Unit Economics Explained: CAC, LTV, Burn Rate & Growth Efficiency
Revenue growth can look impressive on the surface. However, if each customer acquired costs more than the revenue they generate, expansion becomes dangerous rather than profitable. Unit economics provides clarity by analyzing profitability at the customer level.
Understanding Customer Acquisition Cost (CAC)
CAC measures how much a company spends to acquire one new customer. It includes marketing expenses, sales salaries, advertising costs, and software tools used for acquisition.
Total Marketing & Sales Spend ÷ Number of New Customers Acquired
If CAC rises faster than revenue growth, the business model becomes inefficient.
Lifetime Value (LTV)
LTV represents the total revenue a customer generates during their relationship with the company.

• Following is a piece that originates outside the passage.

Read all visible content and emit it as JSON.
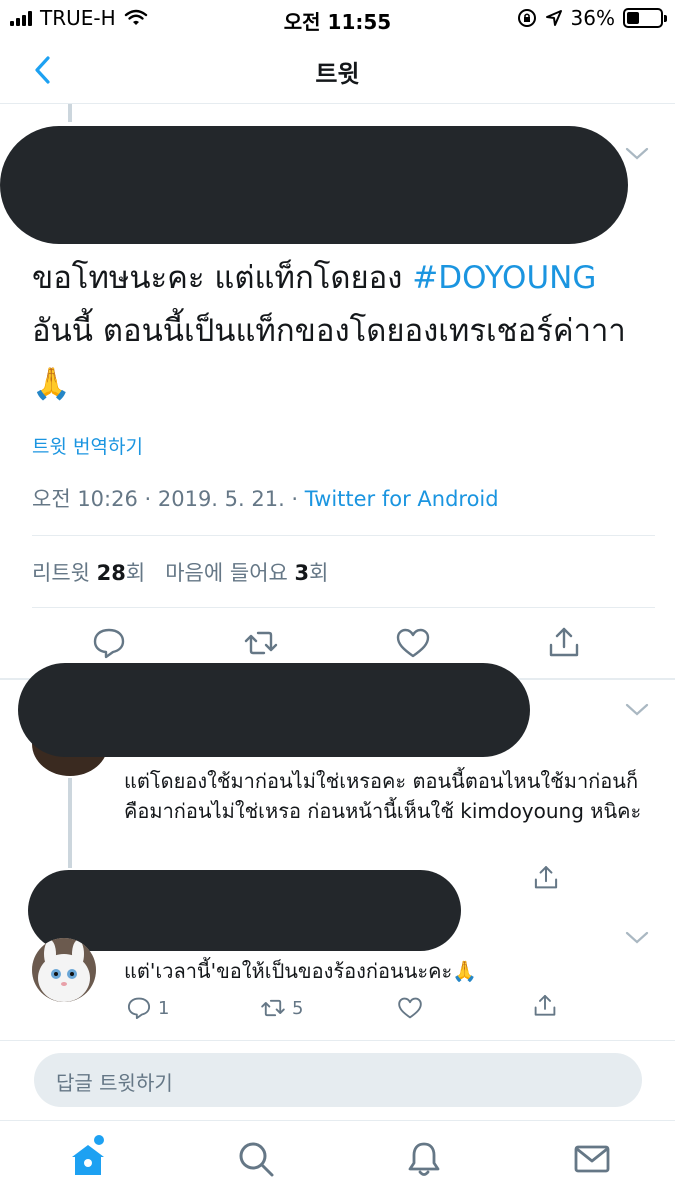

Average Revenue per User × Gross Margin × Customer Lifespan
A strong business maintains an LTV to CAC ratio of at least 3:1. Anything below 1:1 indicates loss-making acquisition.
Burn Rate & Runway
Burn rate measures how quickly a company spends cash reserves. Runway shows how many months remain before additional funding is required.

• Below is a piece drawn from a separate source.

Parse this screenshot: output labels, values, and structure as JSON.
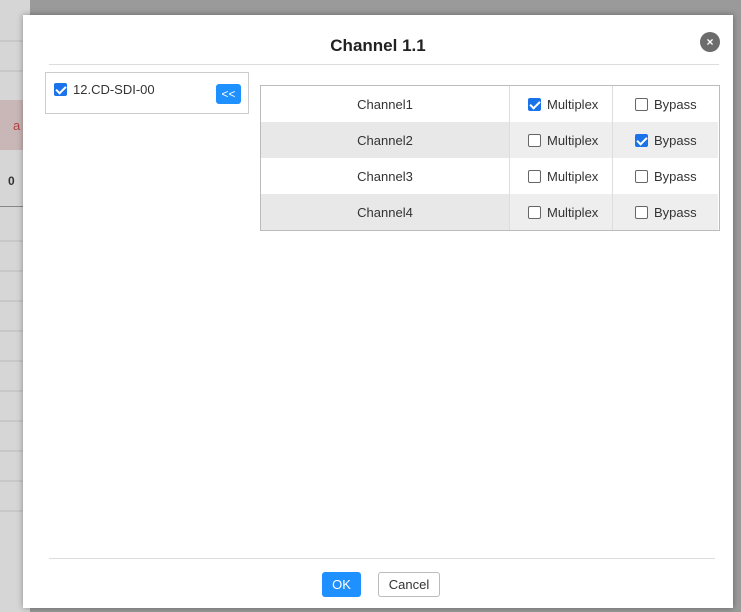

| Metric | Definition | Why It Matters |
|---|---|---|
| Gross Burn | Total monthly expenses | Indicates spending level |
| Net Burn | Monthly loss after revenue | Shows actual capital consumption |
| Runway | Cash ÷ Net Burn | Determines survival period |
Scenario Analysis
Suppose a company spends ₹12,00,000 per month on acquisition and gains 600 customers. CAC becomes ₹2,000. If average LTV is ₹7,000, the LTV:CAC ratio is 3.5:1 — indicating sustainable growth.

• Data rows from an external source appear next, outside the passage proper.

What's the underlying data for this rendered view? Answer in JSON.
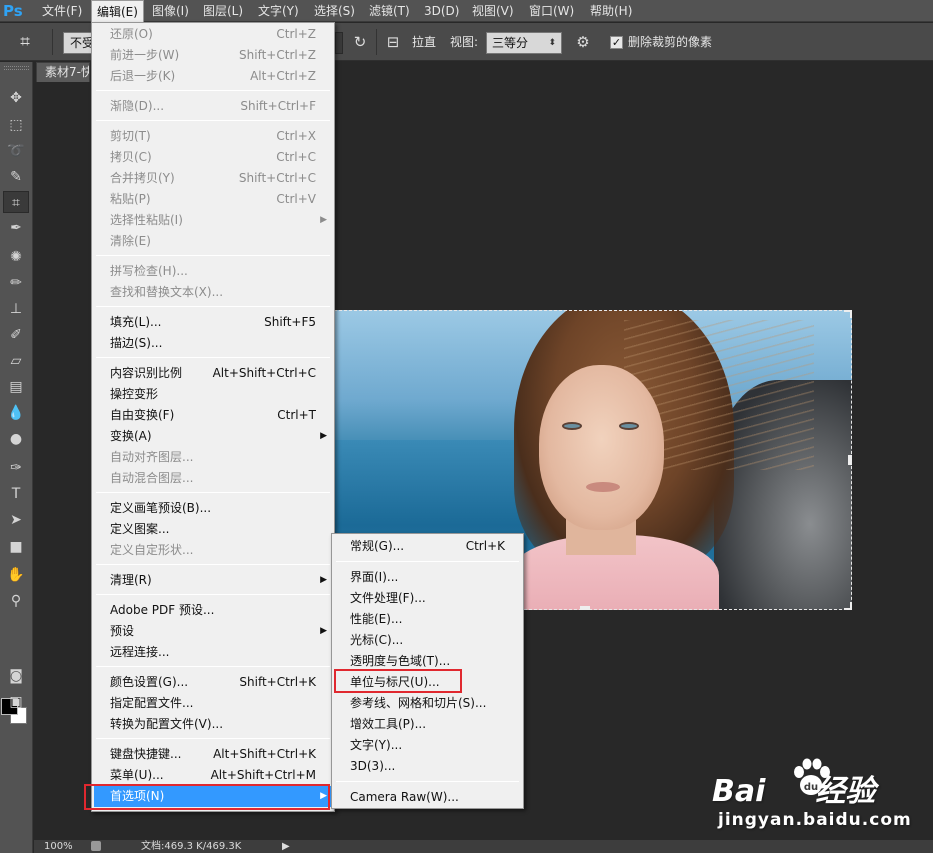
{
  "app": {
    "logo": "Ps"
  },
  "menubar": [
    {
      "label": "文件(F)"
    },
    {
      "label": "编辑(E)"
    },
    {
      "label": "图像(I)"
    },
    {
      "label": "图层(L)"
    },
    {
      "label": "文字(Y)"
    },
    {
      "label": "选择(S)"
    },
    {
      "label": "滤镜(T)"
    },
    {
      "label": "3D(D)"
    },
    {
      "label": "视图(V)"
    },
    {
      "label": "窗口(W)"
    },
    {
      "label": "帮助(H)"
    }
  ],
  "options": {
    "ratio_value": "不受",
    "straighten_label": "拉直",
    "view_label": "视图:",
    "view_value": "三等分",
    "delete_cropped_label": "删除裁剪的像素",
    "delete_cropped_checked": true
  },
  "document": {
    "tab_title": "素材7-快",
    "zoom": "100%",
    "doc_info": "文档:469.3 K/469.3K"
  },
  "edit_menu": {
    "groups": [
      [
        {
          "label": "还原(O)",
          "shortcut": "Ctrl+Z",
          "disabled": true
        },
        {
          "label": "前进一步(W)",
          "shortcut": "Shift+Ctrl+Z",
          "disabled": true
        },
        {
          "label": "后退一步(K)",
          "shortcut": "Alt+Ctrl+Z",
          "disabled": true
        }
      ],
      [
        {
          "label": "渐隐(D)...",
          "shortcut": "Shift+Ctrl+F",
          "disabled": true
        }
      ],
      [
        {
          "label": "剪切(T)",
          "shortcut": "Ctrl+X",
          "disabled": true
        },
        {
          "label": "拷贝(C)",
          "shortcut": "Ctrl+C",
          "disabled": true
        },
        {
          "label": "合并拷贝(Y)",
          "shortcut": "Shift+Ctrl+C",
          "disabled": true
        },
        {
          "label": "粘贴(P)",
          "shortcut": "Ctrl+V",
          "disabled": true
        },
        {
          "label": "选择性粘贴(I)",
          "shortcut": "",
          "disabled": true,
          "submenu": true
        },
        {
          "label": "清除(E)",
          "shortcut": "",
          "disabled": true
        }
      ],
      [
        {
          "label": "拼写检查(H)...",
          "shortcut": "",
          "disabled": true
        },
        {
          "label": "查找和替换文本(X)...",
          "shortcut": "",
          "disabled": true
        }
      ],
      [
        {
          "label": "填充(L)...",
          "shortcut": "Shift+F5",
          "disabled": false
        },
        {
          "label": "描边(S)...",
          "shortcut": "",
          "disabled": false
        }
      ],
      [
        {
          "label": "内容识别比例",
          "shortcut": "Alt+Shift+Ctrl+C",
          "disabled": false
        },
        {
          "label": "操控变形",
          "shortcut": "",
          "disabled": false
        },
        {
          "label": "自由变换(F)",
          "shortcut": "Ctrl+T",
          "disabled": false
        },
        {
          "label": "变换(A)",
          "shortcut": "",
          "disabled": false,
          "submenu": true
        },
        {
          "label": "自动对齐图层...",
          "shortcut": "",
          "disabled": true
        },
        {
          "label": "自动混合图层...",
          "shortcut": "",
          "disabled": true
        }
      ],
      [
        {
          "label": "定义画笔预设(B)...",
          "shortcut": "",
          "disabled": false
        },
        {
          "label": "定义图案...",
          "shortcut": "",
          "disabled": false
        },
        {
          "label": "定义自定形状...",
          "shortcut": "",
          "disabled": true
        }
      ],
      [
        {
          "label": "清理(R)",
          "shortcut": "",
          "disabled": false,
          "submenu": true
        }
      ],
      [
        {
          "label": "Adobe PDF 预设...",
          "shortcut": "",
          "disabled": false
        },
        {
          "label": "预设",
          "shortcut": "",
          "disabled": false,
          "submenu": true
        },
        {
          "label": "远程连接...",
          "shortcut": "",
          "disabled": false
        }
      ],
      [
        {
          "label": "颜色设置(G)...",
          "shortcut": "Shift+Ctrl+K",
          "disabled": false
        },
        {
          "label": "指定配置文件...",
          "shortcut": "",
          "disabled": false
        },
        {
          "label": "转换为配置文件(V)...",
          "shortcut": "",
          "disabled": false
        }
      ],
      [
        {
          "label": "键盘快捷键...",
          "shortcut": "Alt+Shift+Ctrl+K",
          "disabled": false
        },
        {
          "label": "菜单(U)...",
          "shortcut": "Alt+Shift+Ctrl+M",
          "disabled": false
        },
        {
          "label": "首选项(N)",
          "shortcut": "",
          "disabled": false,
          "submenu": true,
          "highlight": true
        }
      ]
    ]
  },
  "prefs_menu": {
    "groups": [
      [
        {
          "label": "常规(G)...",
          "shortcut": "Ctrl+K"
        }
      ],
      [
        {
          "label": "界面(I)...",
          "shortcut": ""
        },
        {
          "label": "文件处理(F)...",
          "shortcut": ""
        },
        {
          "label": "性能(E)...",
          "shortcut": ""
        },
        {
          "label": "光标(C)...",
          "shortcut": ""
        },
        {
          "label": "透明度与色域(T)...",
          "shortcut": ""
        },
        {
          "label": "单位与标尺(U)...",
          "shortcut": "",
          "boxed": true
        },
        {
          "label": "参考线、网格和切片(S)...",
          "shortcut": ""
        },
        {
          "label": "增效工具(P)...",
          "shortcut": ""
        },
        {
          "label": "文字(Y)...",
          "shortcut": ""
        },
        {
          "label": "3D(3)...",
          "shortcut": ""
        }
      ],
      [
        {
          "label": "Camera Raw(W)...",
          "shortcut": ""
        }
      ]
    ]
  },
  "tools": [
    {
      "icon": "move-icon",
      "glyph": "✥"
    },
    {
      "icon": "marquee-icon",
      "glyph": "⬚"
    },
    {
      "icon": "lasso-icon",
      "glyph": "➰"
    },
    {
      "icon": "quick-select-icon",
      "glyph": "✎"
    },
    {
      "icon": "crop-icon",
      "glyph": "⌗",
      "selected": true
    },
    {
      "icon": "eyedropper-icon",
      "glyph": "✒"
    },
    {
      "icon": "healing-icon",
      "glyph": "✺"
    },
    {
      "icon": "brush-icon",
      "glyph": "✏"
    },
    {
      "icon": "stamp-icon",
      "glyph": "⊥"
    },
    {
      "icon": "history-brush-icon",
      "glyph": "✐"
    },
    {
      "icon": "eraser-icon",
      "glyph": "▱"
    },
    {
      "icon": "gradient-icon",
      "glyph": "▤"
    },
    {
      "icon": "blur-icon",
      "glyph": "💧"
    },
    {
      "icon": "dodge-icon",
      "glyph": "●"
    },
    {
      "icon": "pen-icon",
      "glyph": "✑"
    },
    {
      "icon": "type-icon",
      "glyph": "T"
    },
    {
      "icon": "path-select-icon",
      "glyph": "➤"
    },
    {
      "icon": "shape-icon",
      "glyph": "■"
    },
    {
      "icon": "hand-icon",
      "glyph": "✋"
    },
    {
      "icon": "zoom-icon",
      "glyph": "⚲"
    },
    {
      "icon": "quick-mask-icon",
      "glyph": "◙"
    },
    {
      "icon": "screen-mode-icon",
      "glyph": "▣"
    }
  ],
  "watermark": {
    "brand": "Bai",
    "brand2": "经验",
    "url": "jingyan.baidu.com"
  }
}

Strategic Mistakes to Avoid
- Scaling marketing before improving retention
- Ignoring churn when calculating LTV
- Overestimating lifetime duration
- Expanding without runway analysis
Building a Sustainable Growth Engine
Unit economics is not just a finance metric. It directly influences pricing strategy, acquisition channels, and long-term scalability. Businesses that understand their customer-level profitability make smarter expansion decisions.